I wrote about the F-Score at length here: Why Piotroski's F-Score No Longer Works - Portfolio123 Blog. There are a number of other X-Score thingies out there. I use a modified version of Beneish’s M-Score, which I outlined here: Detecting Financial Fraud: A Close Look at the Beneish M-Score - Portfolio123 Blog as well as Ohlson’s O-Score and Dechow’s F-Score. There’s also Altman’s Z Score. They all have merits and problems. One problem with these scores is that they mainly rely on multilinear regression rather than weighted ranking, and that’s just not as good a method.

Yuval, could you explain this further?

Ranking uses normalized values. Multilinear regression doesn’t, so the M Score, for example, is terribly susceptible to extreme values, and therefore requires you to trim outliers at the 1st and 99th percentiles. Even that often isn’t enough. An extremely high score on one variable will sometimes outweigh all the others.

Dear all,

Based of my understanding, that is not how Mohanram G-Score and Piotroski F-Score works.

Piotsroski F Score is calculated as a score, which ranges from 0 to 9, measures a company financials by 9 different attributes (formulas) while Mohanram G-Score is a score, which ranges from 0 to 8, measures the 8 different attributes (formulas) of a company financials. A score of either 0 or 1 is rewarded for each of these attributes (formulas), depending on whether it has been fulfilled or not.

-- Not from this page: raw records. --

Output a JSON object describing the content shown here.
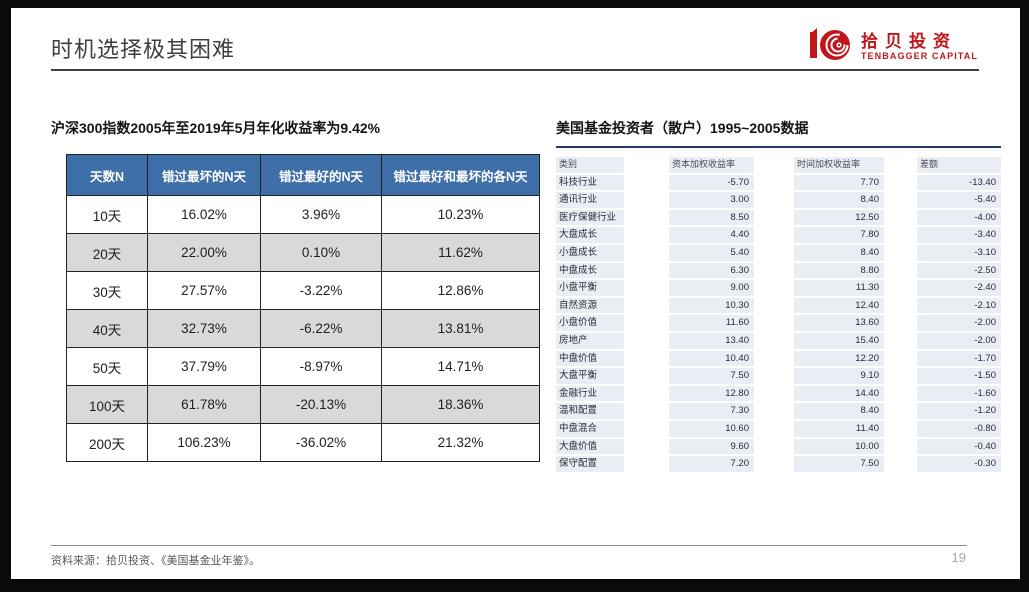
{
  "slide": {
    "title": "时机选择极其困难",
    "page_number": "19",
    "footer_source": "资料来源：拾贝投资、《美国基金业年鉴》。"
  },
  "logo": {
    "name_cn": "拾贝投资",
    "name_en": "TENBAGGER CAPITAL",
    "icon": "tenbagger-shell-10-icon"
  },
  "colors": {
    "brand_red": "#c0161c",
    "table_header_blue": "#3e6fa8",
    "alt_row_gray": "#d9d9d9",
    "right_row_blue": "#e9edf4",
    "navy_rule": "#1f3864"
  },
  "left_table": {
    "title": "沪深300指数2005年至2019年5月年化收益率为9.42%",
    "headers": [
      "天数N",
      "错过最坏的N天",
      "错过最好的N天",
      "错过最好和最坏的各N天"
    ],
    "rows": [
      [
        "10天",
        "16.02%",
        "3.96%",
        "10.23%"
      ],
      [
        "20天",
        "22.00%",
        "0.10%",
        "11.62%"
      ],
      [
        "30天",
        "27.57%",
        "-3.22%",
        "12.86%"
      ],
      [
        "40天",
        "32.73%",
        "-6.22%",
        "13.81%"
      ],
      [
        "50天",
        "37.79%",
        "-8.97%",
        "14.71%"
      ],
      [
        "100天",
        "61.78%",
        "-20.13%",
        "18.36%"
      ],
      [
        "200天",
        "106.23%",
        "-36.02%",
        "21.32%"
      ]
    ]
  },
  "right_table": {
    "title": "美国基金投资者（散户）1995~2005数据",
    "headers": [
      "类别",
      "资本加权收益率",
      "时间加权收益率",
      "差额"
    ],
    "rows": [
      [
        "科技行业",
        "-5.70",
        "7.70",
        "-13.40"
      ],
      [
        "通讯行业",
        "3.00",
        "8.40",
        "-5.40"
      ],
      [
        "医疗保健行业",
        "8.50",
        "12.50",
        "-4.00"
      ],
      [
        "大盘成长",
        "4.40",
        "7.80",
        "-3.40"
      ],
      [
        "小盘成长",
        "5.40",
        "8.40",
        "-3.10"
      ],
      [
        "中盘成长",
        "6.30",
        "8.80",
        "-2.50"
      ],
      [
        "小盘平衡",
        "9.00",
        "11.30",
        "-2.40"
      ],
      [
        "自然资源",
        "10.30",
        "12.40",
        "-2.10"
      ],
      [
        "小盘价值",
        "11.60",
        "13.60",
        "-2.00"
      ],
      [
        "房地产",
        "13.40",
        "15.40",
        "-2.00"
      ],
      [
        "中盘价值",
        "10.40",
        "12.20",
        "-1.70"
      ],
      [
        "大盘平衡",
        "7.50",
        "9.10",
        "-1.50"
      ],
      [
        "金融行业",
        "12.80",
        "14.40",
        "-1.60"
      ],
      [
        "温和配置",
        "7.30",
        "8.40",
        "-1.20"
      ],
      [
        "中盘混合",
        "10.60",
        "11.40",
        "-0.80"
      ],
      [
        "大盘价值",
        "9.60",
        "10.00",
        "-0.40"
      ],
      [
        "保守配置",
        "7.20",
        "7.50",
        "-0.30"
      ]
    ]
  }
}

It is not true that an extreme high score in one criteria will outweight all the others in the 9 point (Piotsroski F Score) or 8 in (Mohanram G score) system.

Here is the link for the definition of the ratios.


1 Like

Another reason to be grateful for P123.


That is absolutely correct. But z-score is normalized too (and requires a trim while rank does not).

Ranking is also nonparametric. Not just normalized.

This is important for regression but not so much for random forests (which are themselves nonparametric and will give the same result for rank or raw data). However rank is normalized over a different period than z-score and Min/Max giving the question: which normalization period is better(and is it always better for everything)?

The other thing is, if you think about it, P123 classic NEVER makes a prediction for returns. Everything else machine learning will have a predicted return and you will have to sort the predicted returns (which basically ranks them thru sorting).

I agree with you: There are some important differences both subtle and huge.